A sticky situation resolved

The glue dispensing machine runs the length of each NOvA detector module, coating it with slow-drying glue as it goes. Photo: William Miller, NOvA installation manager

“Life in plastic. It’s fantastic!” sang the dance-pop band Aqua first in 1997 as tribute to Barbie and her perfect plastic world. The 5,000 tons of plastic that make up NOvA’s near and far detectors put any of Barbie’s plastic palaces to shame, both in size and strength. Sorry, Barbie.

The far detector, the larger of the two detectors, will consist of 28 so-called blocks, and on Oct. 25 scientists erected the third. Each block is made from 768 pieces of polyvinyl chloride plastic, which scientists glue together. The result is a five-story-tall and equally wide block of plastic.

Such a profusion of plastic takes more than superglue to keep intact for the detector’s lifetime. Fermilab looked to adhesive technology and product distributor ITW Devcon, based in Danvers, Mass., to design the glue with the best grip.

As Devcon’s business manager of new product development Dave Bongiorni put it, “all was good in the land of goo” until early this year. That’s when Fermilab and Devcon discovered that the glue wasn’t biting into the plastic like it had in earlier tests.

To identify the problem, Devcon chemists set out for Ash River, Minn. where scientists assemble the detector.

“It’s not often you run into a manufacturer that goes out of their way to come find you to see if their product is okay,” said John Cooper, NOvA project manager. “It’s usually the other way around for us. Devcon did really nice work.”

Within three months Devcon had identified the problem, modified the glue formula, and presented Fermilab with two new glues to test.

The problem stemmed from a change in Fermilab’s plastic production method midway through construction. By increasing the temperature slightly in order to produce a stronger product faster, Fermilab scientists had also made the plastic smoother and shinier. The new plastic surface eluded the old Devcon glue’s grip.

“It’s like if you took a cake batter and you say, ‘Let’s just cook it at a little higher temperature for a shorter time,’” Cooper said. “You don’t get a cake is the problem.”

Now scientists are applying to the plastic one of the two new glues Devcon offered. When complete, the experiment will have used up about 40,000 gallons of glue.

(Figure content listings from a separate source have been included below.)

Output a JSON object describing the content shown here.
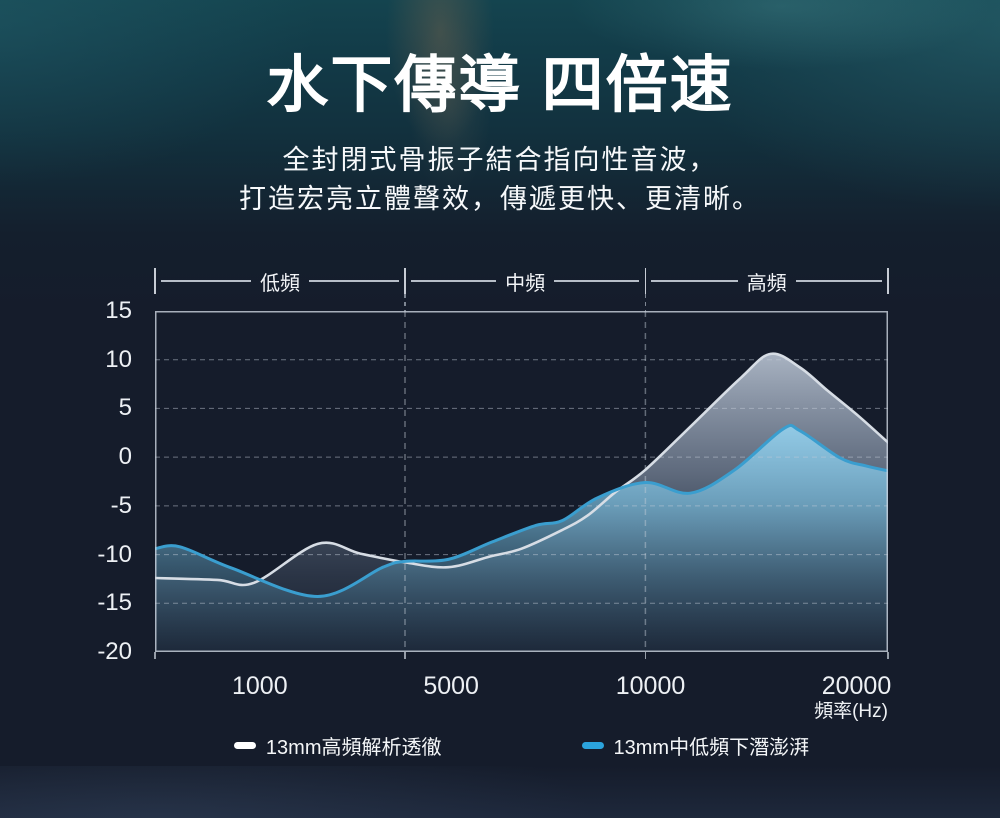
{
  "header": {
    "title": "水下傳導 四倍速",
    "subtitle_line1": "全封閉式骨振子結合指向性音波，",
    "subtitle_line2": "打造宏亮立體聲效，傳遞更快、更清晰。"
  },
  "chart_data": {
    "type": "area",
    "title": "",
    "xlabel": "頻率(Hz)",
    "ylabel": "",
    "ylim": [
      -20,
      15
    ],
    "grid": "dashed",
    "legend_position": "bottom",
    "y_ticks": [
      "15",
      "10",
      "5",
      "0",
      "-5",
      "-10",
      "-15",
      "-20"
    ],
    "y_gridline_values": [
      10,
      5,
      0,
      -5,
      -10,
      -15
    ],
    "x_ticks": [
      {
        "label": "1000",
        "f": 0.143
      },
      {
        "label": "5000",
        "f": 0.404
      },
      {
        "label": "10000",
        "f": 0.676
      },
      {
        "label": "20000",
        "f": 0.957
      }
    ],
    "bands": [
      {
        "label": "低頻",
        "from": 0.0,
        "to": 0.341
      },
      {
        "label": "中頻",
        "from": 0.341,
        "to": 0.669
      },
      {
        "label": "高頻",
        "from": 0.669,
        "to": 1.0
      }
    ],
    "series": [
      {
        "name": "13mm高頻解析透徹",
        "legend_color": "#ffffff",
        "line_color": "#d7dde5",
        "line_width": 2.6,
        "fill_stops": [
          [
            "0%",
            "rgba(206,217,232,0.80)"
          ],
          [
            "40%",
            "rgba(162,178,200,0.52)"
          ],
          [
            "75%",
            "rgba(118,138,162,0.22)"
          ],
          [
            "100%",
            "rgba(95,115,140,0.06)"
          ]
        ],
        "points_x_frac_db": [
          [
            0.0,
            -12.4
          ],
          [
            0.085,
            -12.6
          ],
          [
            0.135,
            -12.9
          ],
          [
            0.222,
            -8.9
          ],
          [
            0.28,
            -9.9
          ],
          [
            0.341,
            -10.8
          ],
          [
            0.4,
            -11.3
          ],
          [
            0.457,
            -10.2
          ],
          [
            0.5,
            -9.4
          ],
          [
            0.555,
            -7.5
          ],
          [
            0.59,
            -6.0
          ],
          [
            0.628,
            -3.6
          ],
          [
            0.669,
            -1.3
          ],
          [
            0.73,
            3.1
          ],
          [
            0.8,
            8.2
          ],
          [
            0.84,
            10.6
          ],
          [
            0.88,
            9.2
          ],
          [
            0.918,
            6.8
          ],
          [
            0.96,
            4.2
          ],
          [
            1.0,
            1.5
          ]
        ]
      },
      {
        "name": "13mm中低頻下潛澎湃",
        "legend_color": "#2ba3dc",
        "line_color": "#3a9ecf",
        "line_width": 3,
        "fill_stops": [
          [
            "0%",
            "rgba(148,206,234,0.95)"
          ],
          [
            "35%",
            "rgba(118,184,216,0.72)"
          ],
          [
            "70%",
            "rgba(88,148,178,0.38)"
          ],
          [
            "100%",
            "rgba(62,112,140,0.10)"
          ]
        ],
        "points_x_frac_db": [
          [
            0.0,
            -9.4
          ],
          [
            0.034,
            -9.2
          ],
          [
            0.105,
            -11.4
          ],
          [
            0.222,
            -14.3
          ],
          [
            0.311,
            -11.3
          ],
          [
            0.341,
            -10.7
          ],
          [
            0.4,
            -10.5
          ],
          [
            0.46,
            -8.7
          ],
          [
            0.52,
            -7.0
          ],
          [
            0.556,
            -6.5
          ],
          [
            0.603,
            -4.2
          ],
          [
            0.669,
            -2.6
          ],
          [
            0.73,
            -3.7
          ],
          [
            0.791,
            -1.3
          ],
          [
            0.857,
            2.9
          ],
          [
            0.88,
            2.7
          ],
          [
            0.935,
            -0.1
          ],
          [
            0.97,
            -0.9
          ],
          [
            1.0,
            -1.4
          ]
        ]
      }
    ],
    "style": {
      "border_color": "rgba(205,213,224,0.8)",
      "h_grid_color": "rgba(195,204,216,0.5)",
      "v_grid_color": "rgba(195,204,216,0.45)"
    }
  }
}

“Solving the problem was a concerted effort between chemists and physicists,” Bongiorni said.

The glue itself can be used for other products, Bongiorni said. One quality that contributes to its uniqueness is its considerably long "open time.” That means that, once dispensed onto a surface, it will take between 11 and 18 minutes to dry.

NOvA’s blocks need this lengthy drying time because each detector module that scientists install to make a block is about 52 feet long by four feet wide. That amount of surface area takes time to coat.

Luckily the glue’s toxicity concentrations are low so workers can stand ready to sandwich two layers together when the glue-dispensing machine is finished. There’s just one minor drawback to this aggressive adhesive.

“It smells bad,” said Pat Lukens, a manager for NOvA. “But it sticks.”